Cabe lembrar que os EUA acabam de enfrentar
um surto de gripe aviária, com contaminação recorde e morte, e também têm se
distanciado da pauta climática, cada vez mais relacionada à de controle de
pandemias. Outros 24 países registraram, neste ano, infecções de humanos por
H5N1. No Brasil, 13 casos em animais são investigados, e a resposta à nova
ameaça viral tem sido assertiva. Que essa postura se mantenha na próxima COP. É
vital, em Belém, lançar luz sobre a urgência de parcerias que viabilizem o
enfrentamento de crises sanitárias sem deixar ninguém para trás.
O tempo da resposta precisa melhorar
O Povo (CE)
A operação conjunta de autoridades da
segurança pública do Rio de Janeiro e do Ceará, que levou à descoberta de um
banker em favela carioca que escondia criminosos originários de nosso Estado,
representa um exemplo de como é importante que se intensifique a integração
entre as forças das diversas unidades para que o poder público cumpra sua
missão de defender a sociedade. Especialmente, como é o caso, tratando-se do
combate a organizações que a cada dia se mostram mais ousadas e desafiadoras.
Deve-se perguntar porque os governos, neste
caso incluída também a instância federal, demoram tanto em suas respostas.

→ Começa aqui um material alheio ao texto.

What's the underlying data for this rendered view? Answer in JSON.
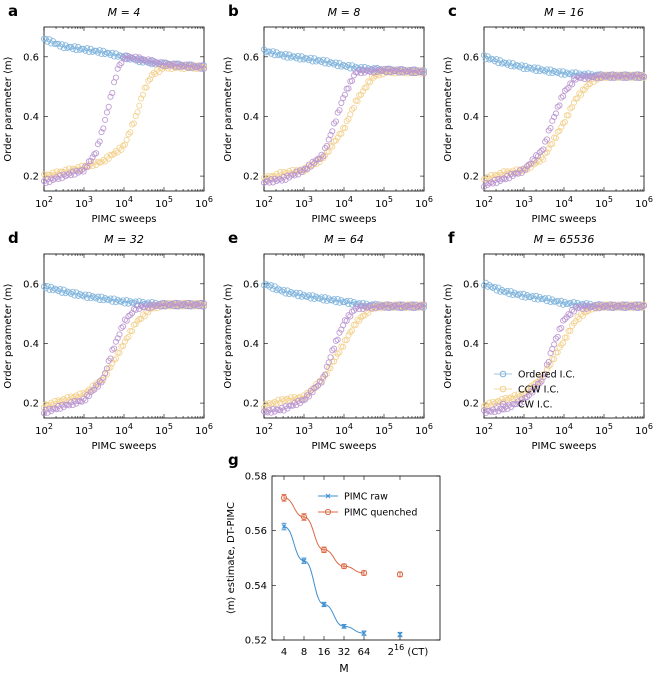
{
  "chart_data": [
    {
      "type": "scatter",
      "panel": "a",
      "title": "M = 4",
      "xlabel": "PIMC sweeps",
      "ylabel": "Order parameter ⟨m⟩",
      "xscale": "log",
      "xlim": [
        100,
        1000000
      ],
      "ylim": [
        0.15,
        0.7
      ],
      "xticks": [
        "10^2",
        "10^3",
        "10^4",
        "10^5",
        "10^6"
      ],
      "yticks": [
        "0.2",
        "0.4",
        "0.6"
      ],
      "series": [
        {
          "name": "Ordered I.C.",
          "x": [
            100,
            300,
            1000,
            3000,
            10000,
            30000,
            100000,
            300000,
            1000000
          ],
          "y": [
            0.66,
            0.635,
            0.625,
            0.615,
            0.6,
            0.585,
            0.575,
            0.57,
            0.565
          ]
        },
        {
          "name": "CCW I.C.",
          "x": [
            100,
            300,
            1000,
            3000,
            10000,
            20000,
            30000,
            50000,
            100000,
            300000,
            1000000
          ],
          "y": [
            0.2,
            0.215,
            0.23,
            0.25,
            0.3,
            0.4,
            0.48,
            0.54,
            0.565,
            0.565,
            0.565
          ]
        },
        {
          "name": "CW I.C.",
          "x": [
            100,
            300,
            1000,
            2000,
            3000,
            5000,
            7000,
            10000,
            20000,
            100000,
            1000000
          ],
          "y": [
            0.18,
            0.2,
            0.22,
            0.28,
            0.36,
            0.48,
            0.56,
            0.6,
            0.595,
            0.575,
            0.565
          ]
        }
      ]
    },
    {
      "type": "scatter",
      "panel": "b",
      "title": "M = 8",
      "xlabel": "PIMC sweeps",
      "ylabel": "Order parameter ⟨m⟩",
      "xscale": "log",
      "xlim": [
        100,
        1000000
      ],
      "ylim": [
        0.15,
        0.7
      ],
      "xticks": [
        "10^2",
        "10^3",
        "10^4",
        "10^5",
        "10^6"
      ],
      "yticks": [
        "0.2",
        "0.4",
        "0.6"
      ],
      "series": [
        {
          "name": "Ordered I.C.",
          "x": [
            100,
            300,
            1000,
            3000,
            10000,
            30000,
            100000,
            1000000
          ],
          "y": [
            0.62,
            0.605,
            0.595,
            0.585,
            0.57,
            0.56,
            0.555,
            0.55
          ]
        },
        {
          "name": "CCW I.C.",
          "x": [
            100,
            300,
            1000,
            3000,
            10000,
            20000,
            50000,
            100000,
            1000000
          ],
          "y": [
            0.19,
            0.21,
            0.22,
            0.26,
            0.36,
            0.45,
            0.53,
            0.55,
            0.55
          ]
        },
        {
          "name": "CW I.C.",
          "x": [
            100,
            300,
            1000,
            3000,
            5000,
            10000,
            20000,
            100000,
            1000000
          ],
          "y": [
            0.18,
            0.19,
            0.22,
            0.27,
            0.35,
            0.47,
            0.55,
            0.555,
            0.55
          ]
        }
      ]
    },
    {
      "type": "scatter",
      "panel": "c",
      "title": "M = 16",
      "xlabel": "PIMC sweeps",
      "ylabel": "Order parameter ⟨m⟩",
      "xscale": "log",
      "xlim": [
        100,
        1000000
      ],
      "ylim": [
        0.15,
        0.7
      ],
      "xticks": [
        "10^2",
        "10^3",
        "10^4",
        "10^5",
        "10^6"
      ],
      "yticks": [
        "0.2",
        "0.4",
        "0.6"
      ],
      "series": [
        {
          "name": "Ordered I.C.",
          "x": [
            100,
            300,
            1000,
            3000,
            10000,
            30000,
            100000,
            1000000
          ],
          "y": [
            0.6,
            0.58,
            0.565,
            0.555,
            0.545,
            0.54,
            0.535,
            0.535
          ]
        },
        {
          "name": "CCW I.C.",
          "x": [
            100,
            300,
            1000,
            3000,
            10000,
            20000,
            50000,
            100000,
            1000000
          ],
          "y": [
            0.19,
            0.21,
            0.22,
            0.26,
            0.38,
            0.46,
            0.52,
            0.535,
            0.535
          ]
        },
        {
          "name": "CW I.C.",
          "x": [
            100,
            300,
            1000,
            3000,
            5000,
            10000,
            20000,
            100000,
            1000000
          ],
          "y": [
            0.17,
            0.19,
            0.22,
            0.29,
            0.38,
            0.48,
            0.53,
            0.535,
            0.535
          ]
        }
      ]
    },
    {
      "type": "scatter",
      "panel": "d",
      "title": "M = 32",
      "xlabel": "PIMC sweeps",
      "ylabel": "Order parameter ⟨m⟩",
      "xscale": "log",
      "xlim": [
        100,
        1000000
      ],
      "ylim": [
        0.15,
        0.7
      ],
      "xticks": [
        "10^2",
        "10^3",
        "10^4",
        "10^5",
        "10^6"
      ],
      "yticks": [
        "0.2",
        "0.4",
        "0.6"
      ],
      "series": [
        {
          "name": "Ordered I.C.",
          "x": [
            100,
            300,
            1000,
            3000,
            10000,
            30000,
            100000,
            1000000
          ],
          "y": [
            0.59,
            0.575,
            0.56,
            0.55,
            0.54,
            0.535,
            0.53,
            0.53
          ]
        },
        {
          "name": "CCW I.C.",
          "x": [
            100,
            300,
            1000,
            3000,
            10000,
            20000,
            50000,
            100000,
            1000000
          ],
          "y": [
            0.19,
            0.21,
            0.23,
            0.28,
            0.4,
            0.47,
            0.52,
            0.53,
            0.53
          ]
        },
        {
          "name": "CW I.C.",
          "x": [
            100,
            300,
            1000,
            3000,
            5000,
            10000,
            20000,
            100000,
            1000000
          ],
          "y": [
            0.17,
            0.19,
            0.21,
            0.28,
            0.37,
            0.47,
            0.52,
            0.53,
            0.53
          ]
        }
      ]
    },
    {
      "type": "scatter",
      "panel": "e",
      "title": "M = 64",
      "xlabel": "PIMC sweeps",
      "ylabel": "Order parameter ⟨m⟩",
      "xscale": "log",
      "xlim": [
        100,
        1000000
      ],
      "ylim": [
        0.15,
        0.7
      ],
      "xticks": [
        "10^2",
        "10^3",
        "10^4",
        "10^5",
        "10^6"
      ],
      "yticks": [
        "0.2",
        "0.4",
        "0.6"
      ],
      "series": [
        {
          "name": "Ordered I.C.",
          "x": [
            100,
            300,
            1000,
            3000,
            10000,
            30000,
            100000,
            1000000
          ],
          "y": [
            0.6,
            0.575,
            0.56,
            0.55,
            0.54,
            0.53,
            0.525,
            0.525
          ]
        },
        {
          "name": "CCW I.C.",
          "x": [
            100,
            300,
            1000,
            3000,
            10000,
            20000,
            50000,
            100000,
            1000000
          ],
          "y": [
            0.19,
            0.21,
            0.22,
            0.28,
            0.4,
            0.47,
            0.52,
            0.525,
            0.525
          ]
        },
        {
          "name": "CW I.C.",
          "x": [
            100,
            300,
            1000,
            3000,
            5000,
            10000,
            20000,
            100000,
            1000000
          ],
          "y": [
            0.17,
            0.18,
            0.21,
            0.28,
            0.37,
            0.47,
            0.52,
            0.525,
            0.525
          ]
        }
      ]
    },
    {
      "type": "scatter",
      "panel": "f",
      "title": "M = 65536",
      "xlabel": "PIMC sweeps",
      "ylabel": "Order parameter ⟨m⟩",
      "xscale": "log",
      "xlim": [
        100,
        1000000
      ],
      "ylim": [
        0.15,
        0.7
      ],
      "xticks": [
        "10^2",
        "10^3",
        "10^4",
        "10^5",
        "10^6"
      ],
      "yticks": [
        "0.2",
        "0.4",
        "0.6"
      ],
      "legend": [
        "Ordered I.C.",
        "CCW I.C.",
        "CW I.C."
      ],
      "legend_position": "bottom-right",
      "series": [
        {
          "name": "Ordered I.C.",
          "x": [
            100,
            300,
            1000,
            3000,
            10000,
            30000,
            100000,
            1000000
          ],
          "y": [
            0.6,
            0.575,
            0.56,
            0.55,
            0.535,
            0.53,
            0.525,
            0.525
          ]
        },
        {
          "name": "CCW I.C.",
          "x": [
            100,
            300,
            1000,
            3000,
            10000,
            20000,
            50000,
            100000,
            1000000
          ],
          "y": [
            0.19,
            0.21,
            0.23,
            0.29,
            0.41,
            0.48,
            0.52,
            0.525,
            0.525
          ]
        },
        {
          "name": "CW I.C.",
          "x": [
            100,
            300,
            1000,
            3000,
            5000,
            10000,
            20000,
            100000,
            1000000
          ],
          "y": [
            0.17,
            0.18,
            0.21,
            0.28,
            0.38,
            0.48,
            0.52,
            0.525,
            0.525
          ]
        }
      ]
    },
    {
      "type": "line",
      "panel": "g",
      "xlabel": "M",
      "ylabel": "⟨m⟩ estimate, DT-PIMC",
      "categories": [
        "4",
        "8",
        "16",
        "32",
        "64",
        "2^16 (CT)"
      ],
      "ylim": [
        0.52,
        0.58
      ],
      "yticks": [
        "0.52",
        "0.54",
        "0.56",
        "0.58"
      ],
      "legend": [
        "PIMC raw",
        "PIMC quenched"
      ],
      "legend_position": "top-right",
      "series": [
        {
          "name": "PIMC raw",
          "values": [
            0.5615,
            0.549,
            0.533,
            0.525,
            0.5225,
            0.522
          ],
          "errors": [
            0.0012,
            0.001,
            0.0008,
            0.0007,
            0.0008,
            0.0008
          ]
        },
        {
          "name": "PIMC quenched",
          "values": [
            0.572,
            0.565,
            0.553,
            0.547,
            0.5445,
            0.544
          ],
          "errors": [
            0.0012,
            0.0012,
            0.001,
            0.0008,
            0.0008,
            0.0008
          ]
        }
      ]
    }
  ],
  "colors": {
    "ordered": "#7db3dc",
    "ccw": "#f3cf8b",
    "cw": "#b994cf",
    "raw": "#3f8fce",
    "quenched": "#dd6a45"
  }
}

Claro que há um tempo diferente, já que tudo precisa ser feito de acordo com a
lei, mas há espaço para melhorar a agilidade e garantir um tempo de reação mais
rápido.
É injustificável, por exemplo, que uma mansão
seja construída numa área marcada pela pobreza, ocupando uma área imensa, e a
inteligência policial tenha demorado tanto em detectar o absurdo. Há tecnologia
suficiente, hoje, para permitir que o monitoramento se dê à distância, sem a
necessidade de um olheiro físico alimentando as estruturas públicas a partir de
informações de campo.
As polícias fluminense e cearense informam
que o imóvel seria de propriedade de Anastácia Paiva Pereira, chefe do tráfico
de drogas em Santa Quitéria, a 222 km de Fortaleza. Agredia o ambiente local,
cercada de pobreza e carência, aquela mansão com piscina, deck panorâmico e uma
academia moderníssima, repleta de equipamentos de última geração.

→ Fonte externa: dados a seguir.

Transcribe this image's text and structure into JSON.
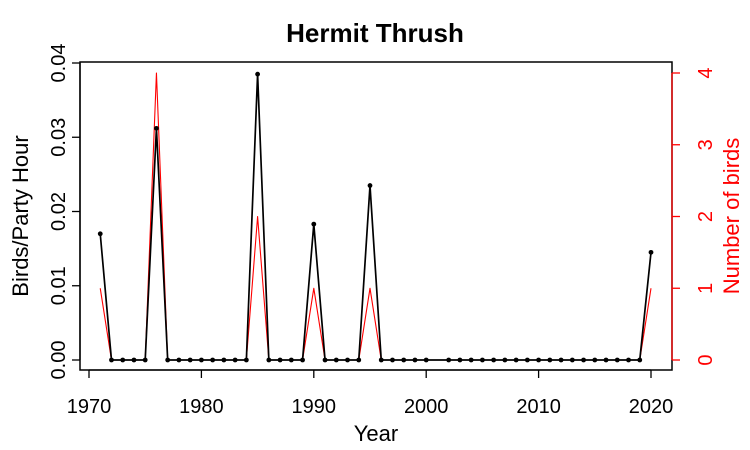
{
  "chart_data": {
    "type": "line",
    "title": "Hermit Thrush",
    "xlabel": "Year",
    "ylabel_left": "Birds/Party Hour",
    "ylabel_right": "Number of birds",
    "xlim": [
      1970,
      2020
    ],
    "ylim_left": [
      0,
      0.04
    ],
    "ylim_right": [
      0,
      4
    ],
    "x_ticks": [
      "1970",
      "1980",
      "1990",
      "2000",
      "2010",
      "2020"
    ],
    "y_ticks_left": [
      "0.00",
      "0.01",
      "0.02",
      "0.03",
      "0.04"
    ],
    "y_ticks_right": [
      "0",
      "1",
      "2",
      "3",
      "4"
    ],
    "colors": {
      "left": "#000000",
      "right": "#ff0000"
    },
    "series": [
      {
        "axis": "left",
        "style": "line-with-points",
        "color": "#000000",
        "x": [
          1971,
          1972,
          1973,
          1974,
          1975,
          1976,
          1977,
          1978,
          1979,
          1980,
          1981,
          1982,
          1983,
          1984,
          1985,
          1986,
          1987,
          1988,
          1989,
          1990,
          1991,
          1992,
          1993,
          1994,
          1995,
          1996,
          1997,
          1998,
          1999,
          2000,
          2002,
          2003,
          2004,
          2005,
          2006,
          2007,
          2008,
          2009,
          2010,
          2011,
          2012,
          2013,
          2014,
          2015,
          2016,
          2017,
          2018,
          2019,
          2020
        ],
        "values": [
          0.017,
          0,
          0,
          0,
          0,
          0.0312,
          0,
          0,
          0,
          0,
          0,
          0,
          0,
          0,
          0.0385,
          0,
          0,
          0,
          0,
          0.0183,
          0,
          0,
          0,
          0,
          0.0235,
          0,
          0,
          0,
          0,
          0,
          0,
          0,
          0,
          0,
          0,
          0,
          0,
          0,
          0,
          0,
          0,
          0,
          0,
          0,
          0,
          0,
          0,
          0,
          0.0145
        ]
      },
      {
        "axis": "right",
        "style": "line",
        "color": "#ff0000",
        "x": [
          1971,
          1972,
          1973,
          1974,
          1975,
          1976,
          1977,
          1978,
          1979,
          1980,
          1981,
          1982,
          1983,
          1984,
          1985,
          1986,
          1987,
          1988,
          1989,
          1990,
          1991,
          1992,
          1993,
          1994,
          1995,
          1996,
          1997,
          1998,
          1999,
          2000,
          2002,
          2003,
          2004,
          2005,
          2006,
          2007,
          2008,
          2009,
          2010,
          2011,
          2012,
          2013,
          2014,
          2015,
          2016,
          2017,
          2018,
          2019,
          2020
        ],
        "values": [
          1,
          0,
          0,
          0,
          0,
          4,
          0,
          0,
          0,
          0,
          0,
          0,
          0,
          0,
          2,
          0,
          0,
          0,
          0,
          1,
          0,
          0,
          0,
          0,
          1,
          0,
          0,
          0,
          0,
          0,
          0,
          0,
          0,
          0,
          0,
          0,
          0,
          0,
          0,
          0,
          0,
          0,
          0,
          0,
          0,
          0,
          0,
          0,
          1
        ]
      }
    ]
  }
}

Como tudo aquilo se ergueu e se manteve de pé
por tanto tempo sem que os responsáveis da área de segurança se dessem conta?
Seria de imaginar que houvesse, como mínimo, uma atitude de desconfiança.

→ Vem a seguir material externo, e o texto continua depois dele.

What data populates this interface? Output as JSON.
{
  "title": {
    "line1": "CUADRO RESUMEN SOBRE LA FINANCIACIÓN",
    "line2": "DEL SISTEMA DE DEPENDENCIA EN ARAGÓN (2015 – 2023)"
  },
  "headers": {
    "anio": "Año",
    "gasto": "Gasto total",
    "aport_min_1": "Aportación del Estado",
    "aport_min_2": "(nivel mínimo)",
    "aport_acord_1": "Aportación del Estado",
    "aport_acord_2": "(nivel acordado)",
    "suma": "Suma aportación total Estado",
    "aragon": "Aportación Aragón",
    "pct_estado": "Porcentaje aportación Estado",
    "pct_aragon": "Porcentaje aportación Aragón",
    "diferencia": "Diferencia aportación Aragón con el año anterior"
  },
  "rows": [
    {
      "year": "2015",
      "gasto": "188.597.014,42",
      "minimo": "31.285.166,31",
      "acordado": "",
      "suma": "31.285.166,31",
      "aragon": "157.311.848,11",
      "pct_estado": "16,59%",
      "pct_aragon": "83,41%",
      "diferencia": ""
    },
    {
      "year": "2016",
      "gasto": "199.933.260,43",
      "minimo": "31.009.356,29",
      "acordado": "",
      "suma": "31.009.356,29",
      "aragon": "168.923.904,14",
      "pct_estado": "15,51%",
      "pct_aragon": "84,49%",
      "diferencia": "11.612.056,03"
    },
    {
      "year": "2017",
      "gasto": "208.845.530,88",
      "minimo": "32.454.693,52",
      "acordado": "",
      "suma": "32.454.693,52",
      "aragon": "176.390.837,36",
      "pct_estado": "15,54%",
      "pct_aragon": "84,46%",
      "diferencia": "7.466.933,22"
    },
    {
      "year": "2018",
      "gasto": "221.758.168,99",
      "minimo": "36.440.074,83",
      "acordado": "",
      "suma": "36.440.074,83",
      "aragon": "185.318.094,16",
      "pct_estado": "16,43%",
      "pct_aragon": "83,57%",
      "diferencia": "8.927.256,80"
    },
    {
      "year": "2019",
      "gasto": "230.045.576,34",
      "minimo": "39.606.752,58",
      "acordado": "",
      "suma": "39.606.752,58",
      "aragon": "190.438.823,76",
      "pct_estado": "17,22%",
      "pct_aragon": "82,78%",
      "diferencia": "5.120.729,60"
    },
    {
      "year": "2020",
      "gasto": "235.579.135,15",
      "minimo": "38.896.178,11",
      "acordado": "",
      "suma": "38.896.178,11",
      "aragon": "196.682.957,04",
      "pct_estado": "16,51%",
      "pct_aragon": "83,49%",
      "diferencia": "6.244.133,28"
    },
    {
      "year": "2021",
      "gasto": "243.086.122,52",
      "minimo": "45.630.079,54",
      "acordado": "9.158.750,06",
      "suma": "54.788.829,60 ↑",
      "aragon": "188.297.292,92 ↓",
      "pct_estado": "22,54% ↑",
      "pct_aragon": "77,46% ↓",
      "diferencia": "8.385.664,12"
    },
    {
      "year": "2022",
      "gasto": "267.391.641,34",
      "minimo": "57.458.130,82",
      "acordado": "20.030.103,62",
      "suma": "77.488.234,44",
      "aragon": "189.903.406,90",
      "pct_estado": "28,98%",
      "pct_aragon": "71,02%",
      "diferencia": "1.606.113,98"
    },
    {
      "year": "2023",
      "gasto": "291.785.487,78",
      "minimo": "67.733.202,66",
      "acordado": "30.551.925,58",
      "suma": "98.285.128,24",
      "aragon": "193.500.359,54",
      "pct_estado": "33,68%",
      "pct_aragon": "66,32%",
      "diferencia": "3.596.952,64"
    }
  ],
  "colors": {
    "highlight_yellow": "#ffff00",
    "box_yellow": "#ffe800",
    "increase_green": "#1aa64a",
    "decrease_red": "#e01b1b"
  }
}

Protegidos naquele esconderijo tão pouco escondido, segundo nos informam agora
representantes da polícia e Ministério Público dos dois estados envolvidos na
operação, os líderes de facção ordenaram, dali, um número expressivo de
execuções aqui no Ceará.
É um golpe contra as organizações criminosas,
não há dúvida, mesmo que sem uma grande prisão de efeito midiático, até por
considerar o número assustadoramente expressivo de armas apreendidas - quatro
fuzis, duas pistolas, um revólver, um fuzil de airsoft, além de muita munição e
drogas, segundo a divulgação oficial. Nas circunstâncias em que nos encontramos
toda vitória deve ser comemorada, desde que com a devida consciência de que há
ainda muito por fazer em nome de uma vida tranquila para todos os cidadãos,
brasileiros e cearenses.
O episódio, para além do que oferece aos dois
governos estaduais diretamente envolvidos, expõe a necessidade de termos um
sistema integrado de inteligência que permita uma ação de resposta mais rápida.
Pergunta-se, considerado o número de comando de assassinatos que a polícia
informa ter partido dos líderes abrigados na Rocinha, quantas vidas poderiam
ser poupadas caso o desmonte do bunker tivesse acontecido antes?